In der Hinsicht könnte man sich also allenfalls die Frage stellen, mit welchen Teilen des Proletariats Marx welches Maß an Umgang gehabt haben mag, welchen Einfluss das auf seine Theorien gehabt haben mag oder auch nicht.
Das wäre vielleicht spannend.
Die Frage aber
ob der Mann jemals Kontakt zu Proletariern im Sinne seiner eigenen Definition hatte, ist geradezu absurd.
Er hat einen großen Teil seines Lebens in einem Zustand verbracht, in dem er Auf das Ausüben von Lohnarbeit, in dem Fall eben als Redakteur und Korrespondent, als wichtige Stütze seines Lebensunterhalts da facto angewiesen war und damit als nichts anderes, denn als Proletarier nach marx'scher Definition.

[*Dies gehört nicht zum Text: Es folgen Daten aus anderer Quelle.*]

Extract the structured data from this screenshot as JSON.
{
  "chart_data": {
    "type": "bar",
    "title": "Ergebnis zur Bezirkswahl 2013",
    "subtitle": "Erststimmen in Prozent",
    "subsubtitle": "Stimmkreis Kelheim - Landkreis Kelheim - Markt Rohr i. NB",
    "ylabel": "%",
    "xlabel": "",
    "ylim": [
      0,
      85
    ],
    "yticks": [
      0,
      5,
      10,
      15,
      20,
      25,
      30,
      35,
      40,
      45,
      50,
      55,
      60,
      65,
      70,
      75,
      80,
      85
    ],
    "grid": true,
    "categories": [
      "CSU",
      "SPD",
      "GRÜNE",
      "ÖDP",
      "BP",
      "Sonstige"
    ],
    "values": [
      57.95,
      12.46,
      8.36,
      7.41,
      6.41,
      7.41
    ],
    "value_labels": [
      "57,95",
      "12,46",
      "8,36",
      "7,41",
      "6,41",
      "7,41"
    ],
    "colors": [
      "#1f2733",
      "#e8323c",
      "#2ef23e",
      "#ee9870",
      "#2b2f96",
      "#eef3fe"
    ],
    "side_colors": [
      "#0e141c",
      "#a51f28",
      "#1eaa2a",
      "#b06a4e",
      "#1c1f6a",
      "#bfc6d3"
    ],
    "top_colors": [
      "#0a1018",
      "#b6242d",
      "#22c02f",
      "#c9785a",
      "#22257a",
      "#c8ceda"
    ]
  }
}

Das ändert sich vielleicht ab einem Punkt, an dem er in London sitzt und die Subventionen durch Engels irgendwann eine so starke Regelmäßigkeit annehmen, dass er darauf nicht mehr unmittelbar angemessen war.
Aber davon kann während der gesamten Zeit in Köln, Paris und Brüssel, wo er zwar sporadisch Hilfe bekam, sich aber in keiner Weise vollends darauf verlassen konnte, von Engels rundum durchfinanziert zu werden und auch in den ersten Londoner Jahren, überhaupt keine Rede sein.
Wer diese Frage in der Form überhaupt ernsthaft diskutiert, hat sich entweder nicht sinnvoll mit dem marx'schen Proletarierbegriff oder mit den Stationen seines Lebens auseinandergesetzt oder beides.
Oder aber es ist ihm vollkommen egal und er sucht lediglich einen Platz um seine Ressentiments loszuwerden und Zank anzufangen.